K. Torén, L. Schiöler, M. Söderberg, K.W. Giang, A. Rosengren Occupational and Environmental Medicine, 2015, vol 72, n°3, pages 177-180. Bibliographie.

Le but de cette enquête suédoise est de déterminer si le stress psychosocial défini comme une contrainte élevée augmente le risque de fibrillation auriculaire. Cette étude comprend 6 035 hommes nés entre 1915 et 1925 et sans antécédent de maladie coronarienne, fibrillation auriculaire ou AVC en 1974-1977. Le stress psychosocial lié au travail a été mesuré en utilisant une matrice emploi-exposition pour les exigences et le contrôle au travail. Les participants ont été suivis jusqu’à leur décès, la sortie de l’hôpital ou jusqu’à leurs 75 ans, à l’aide du registre national suédois sur les causes de décès et le registre de sortie de l’hôpital avec pour inclusion la fibrillation auriculaire, conduisant à l’inclusion de 436 cas. Les données ont été analysées avec des modèles de régression de Cox, avec la fibrillation auriculaire comme le résultat d’une contrainte élevée (variable explicative), ajustée sur l’âge, le tabagisme, l’indice de masse corporelle, l’hypertension, le diabète et le statut socio-économique.
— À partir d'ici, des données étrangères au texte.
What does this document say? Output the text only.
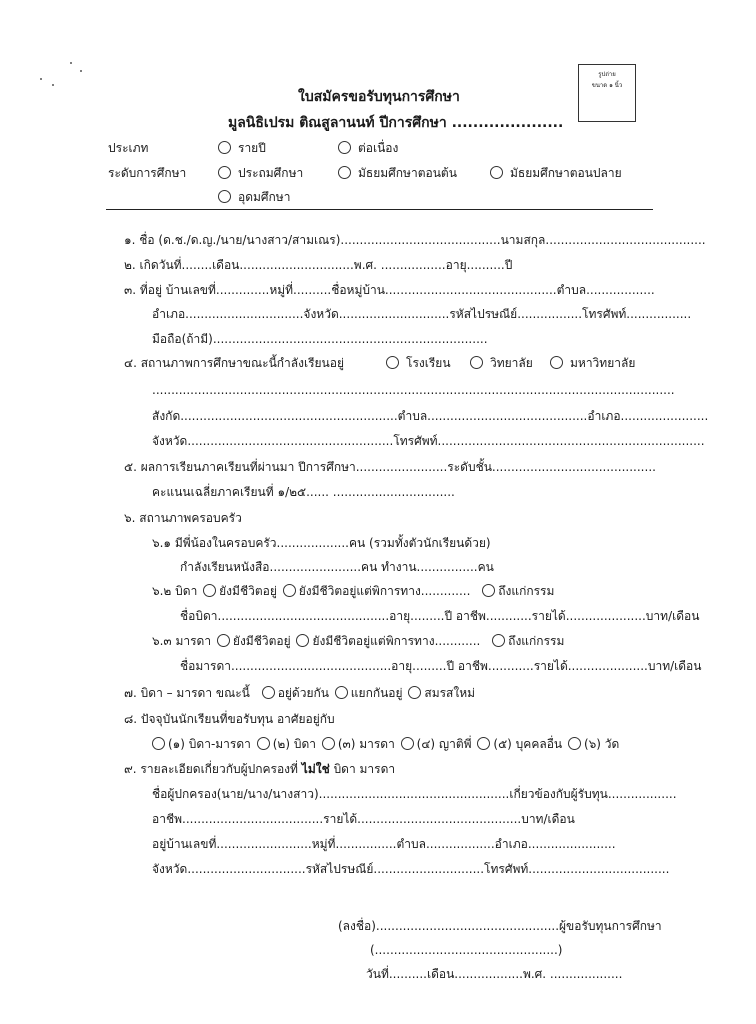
ใบสมัครขอรับทุนการศึกษา
มูลนิธิเปรม ติณสูลานนท์ ปีการศึกษา .....................
รูปถ่าย
ขนาด ๑ นิ้ว
ประเภท	รายปี	ต่อเนื่อง
ระดับการศึกษา	ประถมศึกษา	มัธยมศึกษาตอนต้น	มัธยมศึกษาตอนปลาย
อุดมศึกษา
๑. ชื่อ (ด.ช./ด.ญ./นาย/นางสาว/สามเณร)..........................................นามสกุล..........................................
๒. เกิดวันที่........เดือน..............................พ.ศ. .................อายุ..........ปี
๓. ที่อยู่ บ้านเลขที่..............หมู่ที่..........ชื่อหมู่บ้าน.............................................ตำบล..................
อำเภอ...............................จังหวัด.............................รหัสไปรษณีย์.................โทรศัพท์.................
มือถือ(ถ้ามี)........................................................................
๔. สถานภาพการศึกษาขณะนี้กำลังเรียนอยู่	โรงเรียน	วิทยาลัย	มหาวิทยาลัย
.........................................................................................................................................
สังกัด.........................................................ตำบล..........................................อำเภอ.......................
จังหวัด......................................................โทรศัพท์......................................................................
๕. ผลการเรียนภาคเรียนที่ผ่านมา ปีการศึกษา........................ระดับชั้น...........................................
คะแนนเฉลี่ยภาคเรียนที่ ๑/๒๕...... ................................
๖. สถานภาพครอบครัว
๖.๑ มีพี่น้องในครอบครัว...................คน (รวมทั้งตัวนักเรียนด้วย)
กำลังเรียนหนังสือ........................คน ทำงาน................คน
๖.๒ บิดา ยังมีชีวิตอยู่ ยังมีชีวิตอยู่แต่พิการทาง............. ถึงแก่กรรม
ชื่อบิดา.............................................อายุ.........ปี อาชีพ............รายได้.....................บาท/เดือน
๖.๓ มารดา ยังมีชีวิตอยู่ ยังมีชีวิตอยู่แต่พิการทาง............ ถึงแก่กรรม
ชื่อมารดา..........................................อายุ.........ปี อาชีพ............รายได้.....................บาท/เดือน
๗. บิดา – มารดา ขณะนี้ อยู่ด้วยกัน แยกกันอยู่ สมรสใหม่
๘. ปัจจุบันนักเรียนที่ขอรับทุน อาศัยอยู่กับ
(๑) บิดา-มารดา (๒) บิดา (๓) มารดา (๔) ญาติพี่ (๕) บุคคลอื่น (๖) วัด
๙. รายละเอียดเกี่ยวกับผู้ปกครองที่ ไม่ใช่ บิดา มารดา
ชื่อผู้ปกครอง(นาย/นาง/นางสาว)..................................................เกี่ยวข้องกับผู้รับทุน..................
อาชีพ.....................................รายได้...........................................บาท/เดือน
อยู่บ้านเลขที่.........................หมู่ที่................ตำบล..................อำเภอ.......................
จังหวัด...............................รหัสไปรษณีย์.............................โทรศัพท์.....................................
(ลงชื่อ)................................................ผู้ขอรับทุนการศึกษา
(................................................)
วันที่..........เดือน..................พ.ศ. ...................
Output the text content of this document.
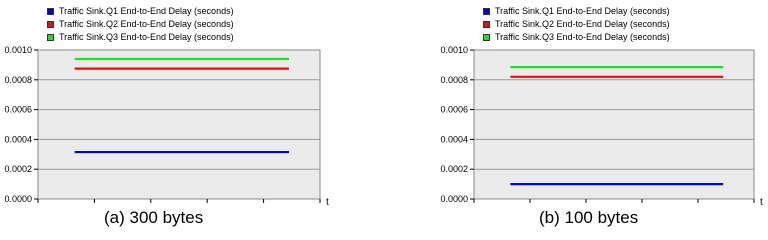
0.0000
0.0002
0.0004
0.0006
0.0008
0.0010
t
Traffic Sink.Q1 End-to-End Delay (seconds)
Traffic Sink.Q2 End-to-End Delay (seconds)
Traffic Sink.Q3 End-to-End Delay (seconds)
(a) 300 bytes
0.0000
0.0002
0.0004
0.0006
0.0008
0.0010
t
Traffic Sink.Q1 End-to-End Delay (seconds)
Traffic Sink.Q2 End-to-End Delay (seconds)
Traffic Sink.Q3 End-to-End Delay (seconds)
(b) 100 bytes
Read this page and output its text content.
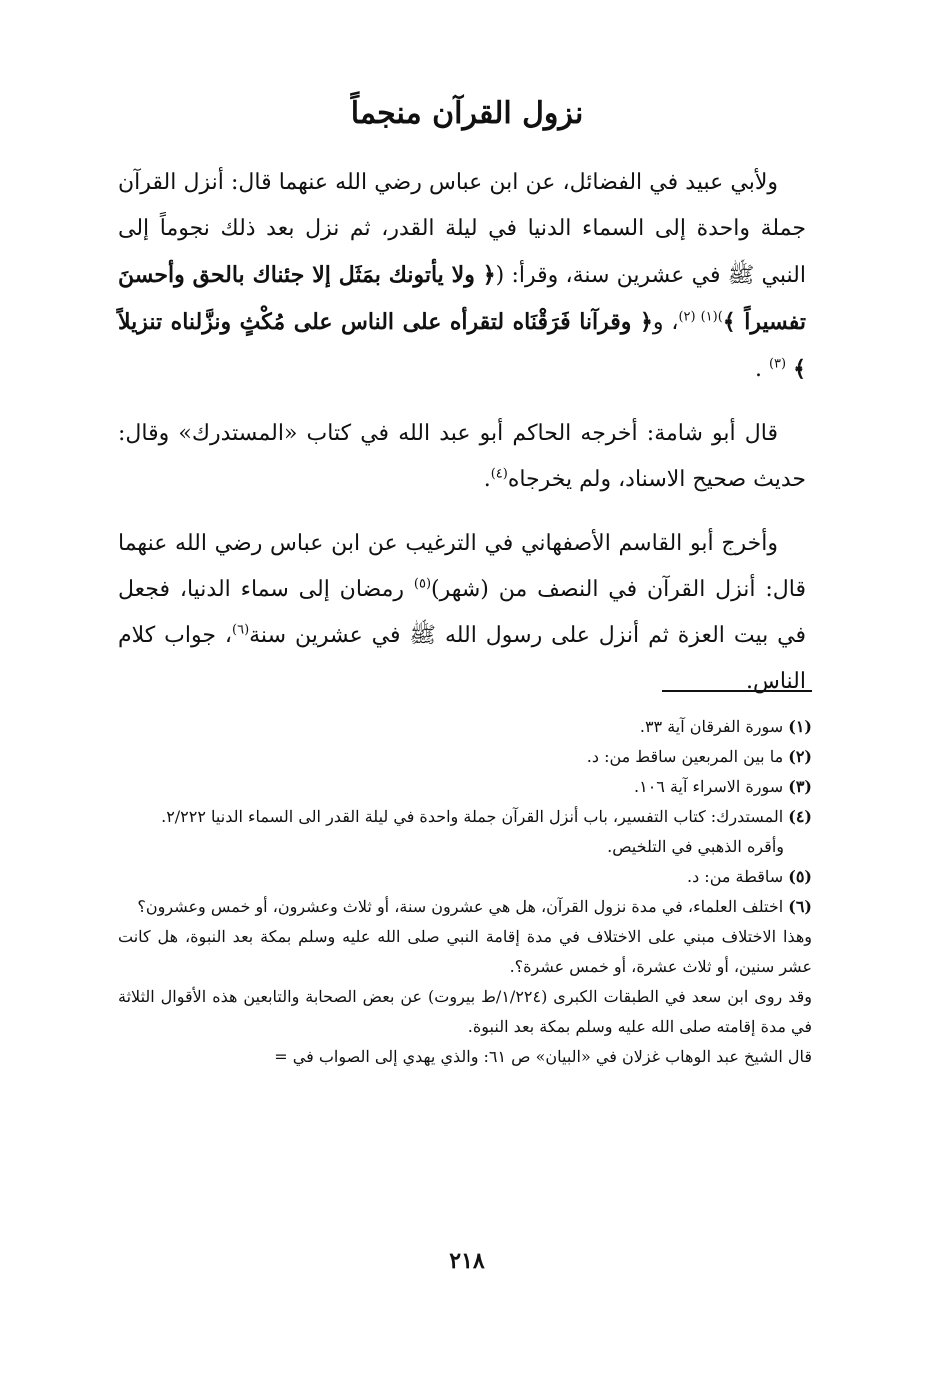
نزول القرآن منجماً

ولأبي عبيد في الفضائل، عن ابن عباس رضي الله عنهما قال: أنزل القرآن جملة واحدة إلى السماء الدنيا في ليلة القدر، ثم نزل بعد ذلك نجوماً إلى النبي ﷺ في عشرين سنة، وقرأ: (﴿ ولا يأتونك بمَثَل إلا جئناك بالحق وأحسنَ تفسيراً ﴾$^{)(١) (٢)}$، و﴿ وقرآنا فَرَقْنَاه لتقرأه على الناس على مُكْثٍ ونزَّلناه تنزيلاً ﴾ $^{(٣)}$ .

قال أبو شامة: أخرجه الحاكم أبو عبد الله في كتاب «المستدرك» وقال: حديث صحيح الاسناد، ولم يخرجاه$^{(٤)}$.

وأخرج أبو القاسم الأصفهاني في الترغيب عن ابن عباس رضي الله عنهما قال: أنزل القرآن في النصف من (شهر)$^{(٥)}$ رمضان إلى سماء الدنيا، فجعل في بيت العزة ثم أنزل على رسول الله ﷺ في عشرين سنة$^{(٦)}$، جواب كلام الناس.

(١) سورة الفرقان آية ٣٣.

(٢) ما بين المربعين ساقط من: د.

(٣) سورة الاسراء آية ١٠٦.

(٤) المستدرك: كتاب التفسير، باب أنزل القرآن جملة واحدة في ليلة القدر الى السماء الدنيا ٢/٢٢٢.

وأقره الذهبي في التلخيص.

(٥) ساقطة من: د.

(٦) اختلف العلماء، في مدة نزول القرآن، هل هي عشرون سنة، أو ثلاث وعشرون، أو خمس وعشرون؟

وهذا الاختلاف مبني على الاختلاف في مدة إقامة النبي صلى الله عليه وسلم بمكة بعد النبوة، هل كانت عشر سنين، أو ثلاث عشرة، أو خمس عشرة؟.

وقد روى ابن سعد في الطبقات الكبرى (١/٢٢٤/ط بيروت) عن بعض الصحابة والتابعين هذه الأقوال الثلاثة في مدة إقامته صلى الله عليه وسلم بمكة بعد النبوة.

قال الشيخ عبد الوهاب غزلان في «البيان» ص ٦١: والذي يهدي إلى الصواب في =

٢١٨
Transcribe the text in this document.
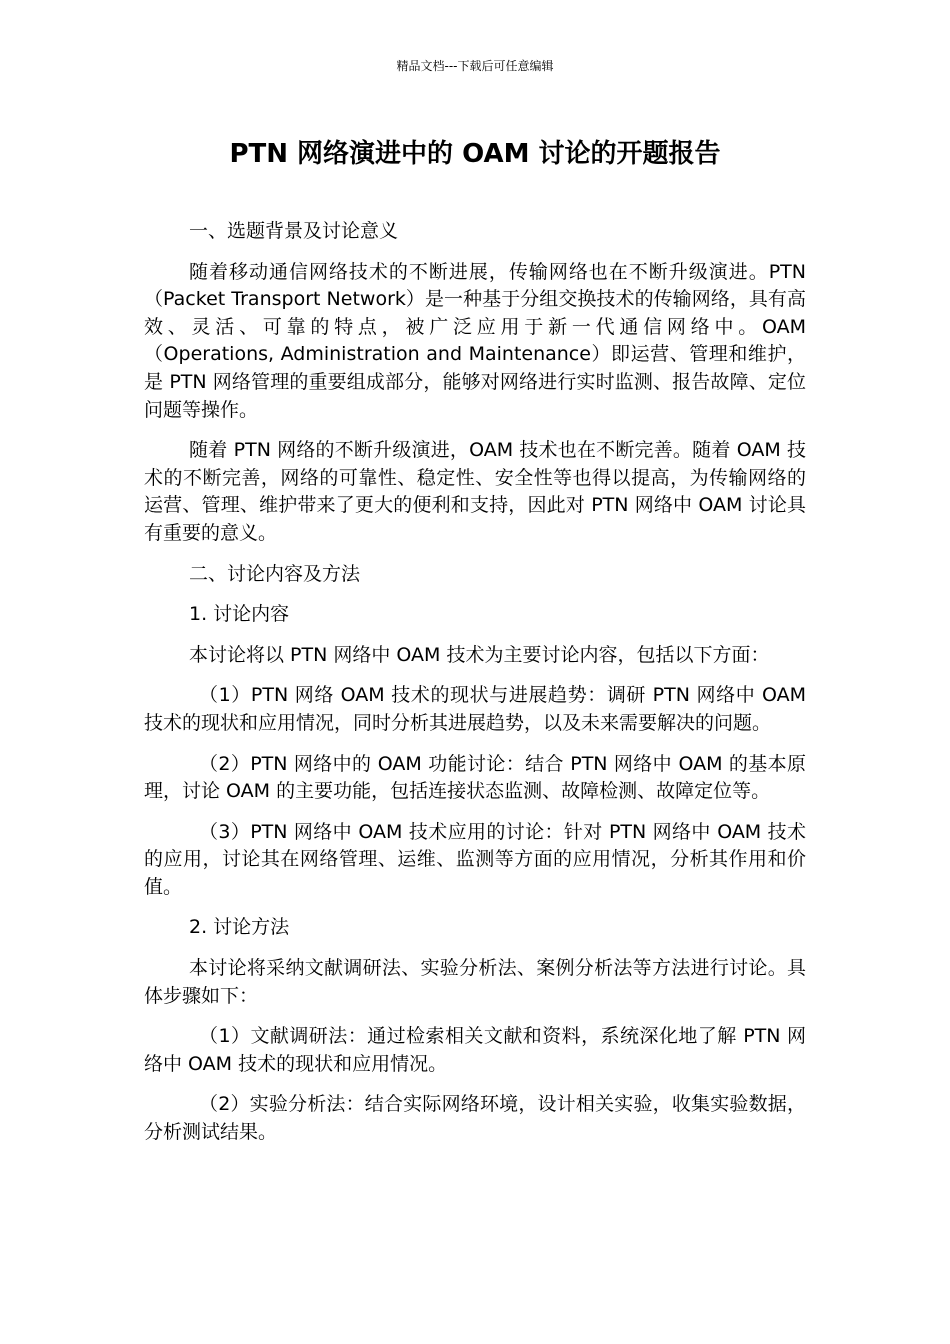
精品文档---下载后可任意编辑
PTN 网络演进中的 OAM 讨论的开题报告

一、选题背景及讨论意义

随着移动通信网络技术的不断进展，传输网络也在不断升级演进。PTN（Packet Transport Network）是一种基于分组交换技术的传输网络，具有高效、灵活、可靠的特点，被广泛应用于新一代通信网络中。OAM（Operations, Administration and Maintenance）即运营、管理和维护，是 PTN 网络管理的重要组成部分，能够对网络进行实时监测、报告故障、定位问题等操作。

随着 PTN 网络的不断升级演进，OAM 技术也在不断完善。随着 OAM 技术的不断完善，网络的可靠性、稳定性、安全性等也得以提高，为传输网络的运营、管理、维护带来了更大的便利和支持，因此对 PTN 网络中 OAM 讨论具有重要的意义。

二、讨论内容及方法

1. 讨论内容

本讨论将以 PTN 网络中 OAM 技术为主要讨论内容，包括以下方面：

（1）PTN 网络 OAM 技术的现状与进展趋势：调研 PTN 网络中 OAM 技术的现状和应用情况，同时分析其进展趋势，以及未来需要解决的问题。

（2）PTN 网络中的 OAM 功能讨论：结合 PTN 网络中 OAM 的基本原理，讨论 OAM 的主要功能，包括连接状态监测、故障检测、故障定位等。

（3）PTN 网络中 OAM 技术应用的讨论：针对 PTN 网络中 OAM 技术的应用，讨论其在网络管理、运维、监测等方面的应用情况，分析其作用和价值。

2. 讨论方法

本讨论将采纳文献调研法、实验分析法、案例分析法等方法进行讨论。具体步骤如下：

（1）文献调研法：通过检索相关文献和资料，系统深化地了解 PTN 网络中 OAM 技术的现状和应用情况。

（2）实验分析法：结合实际网络环境，设计相关实验，收集实验数据，分析测试结果。
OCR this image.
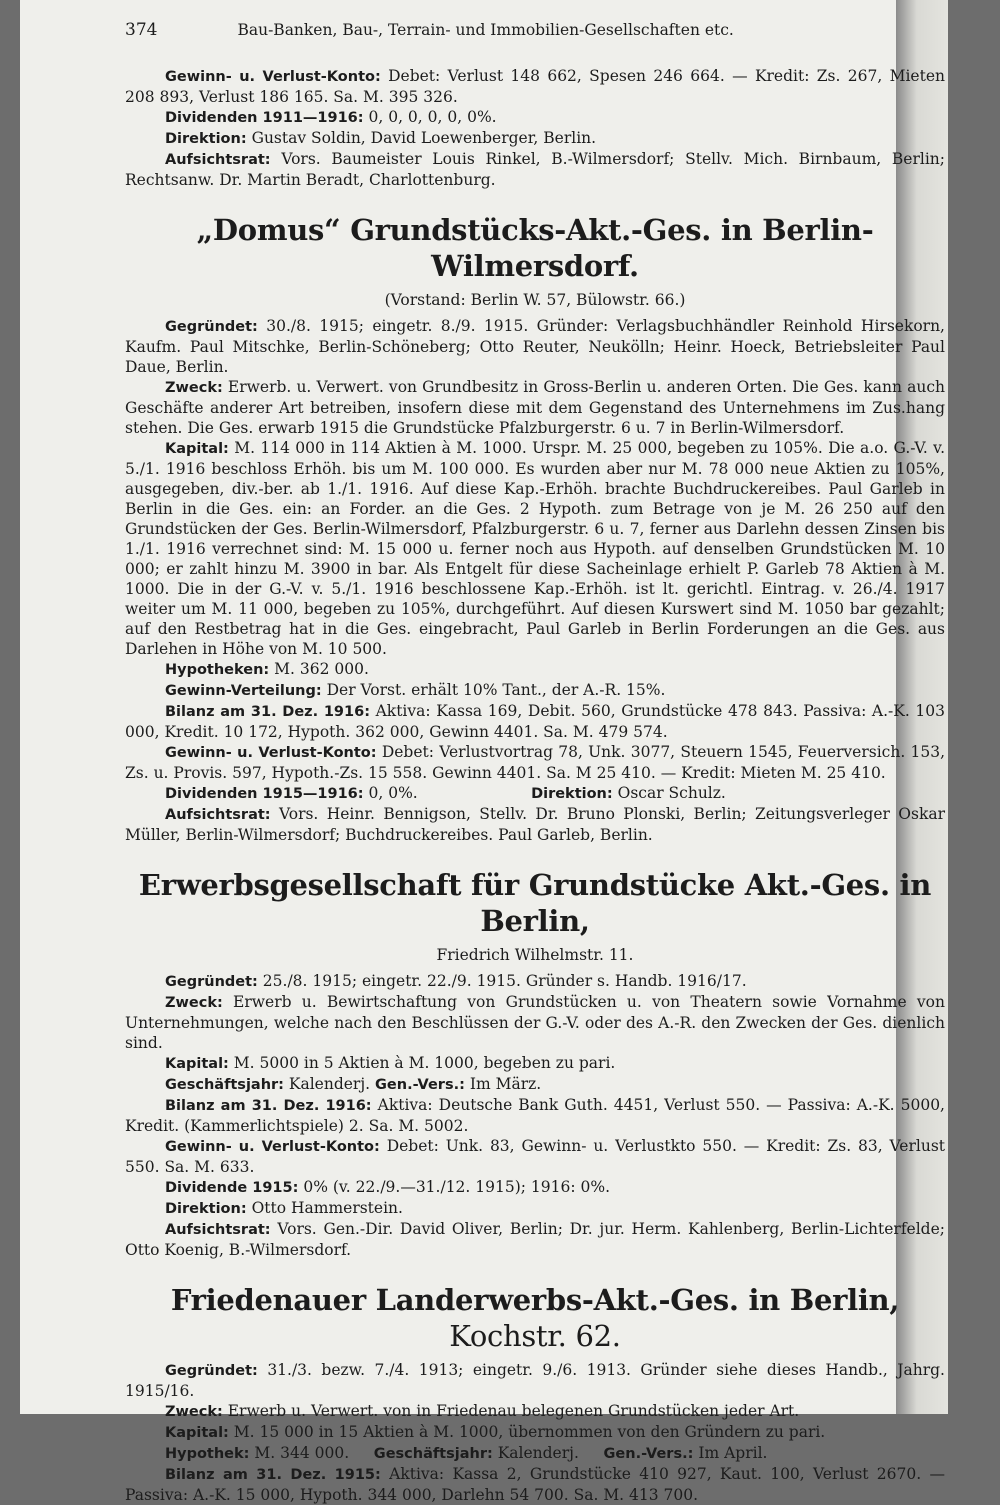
374	Bau-Banken, Bau-, Terrain- und Immobilien-Gesellschaften etc.

Gewinn- u. Verlust-Konto: Debet: Verlust 148 662, Spesen 246 664. — Kredit: Zs. 267, Mieten 208 893, Verlust 186 165. Sa. M. 395 326.

Dividenden 1911—1916: 0, 0, 0, 0, 0, 0%.

Direktion: Gustav Soldin, David Loewenberger, Berlin.

Aufsichtsrat: Vors. Baumeister Louis Rinkel, B.-Wilmersdorf; Stellv. Mich. Birnbaum, Berlin; Rechtsanw. Dr. Martin Beradt, Charlottenburg.

„Domus“ Grundstücks-Akt.-Ges. in Berlin-Wilmersdorf.
(Vorstand: Berlin W. 57, Bülowstr. 66.)

Gegründet: 30./8. 1915; eingetr. 8./9. 1915. Gründer: Verlagsbuchhändler Reinhold Hirsekorn, Kaufm. Paul Mitschke, Berlin-Schöneberg; Otto Reuter, Neukölln; Heinr. Hoeck, Betriebsleiter Paul Daue, Berlin.

Zweck: Erwerb. u. Verwert. von Grundbesitz in Gross-Berlin u. anderen Orten. Die Ges. kann auch Geschäfte anderer Art betreiben, insofern diese mit dem Gegenstand des Unternehmens im Zus.hang stehen. Die Ges. erwarb 1915 die Grundstücke Pfalzburgerstr. 6 u. 7 in Berlin-Wilmersdorf.

Kapital: M. 114 000 in 114 Aktien à M. 1000. Urspr. M. 25 000, begeben zu 105%. Die a.o. G.-V. v. 5./1. 1916 beschloss Erhöh. bis um M. 100 000. Es wurden aber nur M. 78 000 neue Aktien zu 105%, ausgegeben, div.-ber. ab 1./1. 1916. Auf diese Kap.-Erhöh. brachte Buchdruckereibes. Paul Garleb in Berlin in die Ges. ein: an Forder. an die Ges. 2 Hypoth. zum Betrage von je M. 26 250 auf den Grundstücken der Ges. Berlin-Wilmersdorf, Pfalzburgerstr. 6 u. 7, ferner aus Darlehn dessen Zinsen bis 1./1. 1916 verrechnet sind: M. 15 000 u. ferner noch aus Hypoth. auf denselben Grundstücken M. 10 000; er zahlt hinzu M. 3900 in bar. Als Entgelt für diese Sacheinlage erhielt P. Garleb 78 Aktien à M. 1000. Die in der G.-V. v. 5./1. 1916 beschlossene Kap.-Erhöh. ist lt. gerichtl. Eintrag. v. 26./4. 1917 weiter um M. 11 000, begeben zu 105%, durchgeführt. Auf diesen Kurswert sind M. 1050 bar gezahlt; auf den Restbetrag hat in die Ges. eingebracht, Paul Garleb in Berlin Forderungen an die Ges. aus Darlehen in Höhe von M. 10 500.

Hypotheken: M. 362 000.

Gewinn-Verteilung: Der Vorst. erhält 10% Tant., der A.-R. 15%.

Bilanz am 31. Dez. 1916: Aktiva: Kassa 169, Debit. 560, Grundstücke 478 843. Passiva: A.-K. 103 000, Kredit. 10 172, Hypoth. 362 000, Gewinn 4401. Sa. M. 479 574.

Gewinn- u. Verlust-Konto: Debet: Verlustvortrag 78, Unk. 3077, Steuern 1545, Feuerversich. 153, Zs. u. Provis. 597, Hypoth.-Zs. 15 558. Gewinn 4401. Sa. M 25 410. — Kredit: Mieten M. 25 410.

Dividenden 1915—1916: 0, 0%.	Direktion: Oscar Schulz.

Aufsichtsrat: Vors. Heinr. Bennigson, Stellv. Dr. Bruno Plonski, Berlin; Zeitungsverleger Oskar Müller, Berlin-Wilmersdorf; Buchdruckereibes. Paul Garleb, Berlin.

Erwerbsgesellschaft für Grundstücke Akt.-Ges. in Berlin,
Friedrich Wilhelmstr. 11.

Gegründet: 25./8. 1915; eingetr. 22./9. 1915. Gründer s. Handb. 1916/17.

Zweck: Erwerb u. Bewirtschaftung von Grundstücken u. von Theatern sowie Vornahme von Unternehmungen, welche nach den Beschlüssen der G.-V. oder des A.-R. den Zwecken der Ges. dienlich sind.

Kapital: M. 5000 in 5 Aktien à M. 1000, begeben zu pari.

Geschäftsjahr: Kalenderj. Gen.-Vers.: Im März.

Bilanz am 31. Dez. 1916: Aktiva: Deutsche Bank Guth. 4451, Verlust 550. — Passiva: A.-K. 5000, Kredit. (Kammerlichtspiele) 2. Sa. M. 5002.

Gewinn- u. Verlust-Konto: Debet: Unk. 83, Gewinn- u. Verlustkto 550. — Kredit: Zs. 83, Verlust 550. Sa. M. 633.

Dividende 1915: 0% (v. 22./9.—31./12. 1915); 1916: 0%.

Direktion: Otto Hammerstein.

Aufsichtsrat: Vors. Gen.-Dir. David Oliver, Berlin; Dr. jur. Herm. Kahlenberg, Berlin-Lichterfelde; Otto Koenig, B.-Wilmersdorf.

Friedenauer Landerwerbs-Akt.-Ges. in Berlin, Kochstr. 62.

Gegründet: 31./3. bezw. 7./4. 1913; eingetr. 9./6. 1913. Gründer siehe dieses Handb., Jahrg. 1915/16.

Zweck: Erwerb u. Verwert. von in Friedenau belegenen Grundstücken jeder Art.

Kapital: M. 15 000 in 15 Aktien à M. 1000, übernommen von den Gründern zu pari.

Hypothek: M. 344 000. Geschäftsjahr: Kalenderj. Gen.-Vers.: Im April.

Bilanz am 31. Dez. 1915: Aktiva: Kassa 2, Grundstücke 410 927, Kaut. 100, Verlust 2670. — Passiva: A.-K. 15 000, Hypoth. 344 000, Darlehn 54 700. Sa. M. 413 700.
Les résultats montrent qu’il y a un risque augmenté de fibrillation auriculaire avec une contrainte élevée (HR 1,32 ; IC 95 % de 1,003 à 1,75). Lorsque les 4 catégories de modèle ont été incluses, avec une contrainte faible utilisée comme référence, le risque pour la contrainte élevée diminue (HR 1,23 ; IC 95 % de 0,84 à 1,82).

En conclusion, l’exposition au stress professionnel défini comme une haute contrainte peut être associée avec un risque accru de fibrillation auriculaire. L’augmentation observée de risque est faible et un facteur de confusion résiduel pourrait en être l’explication.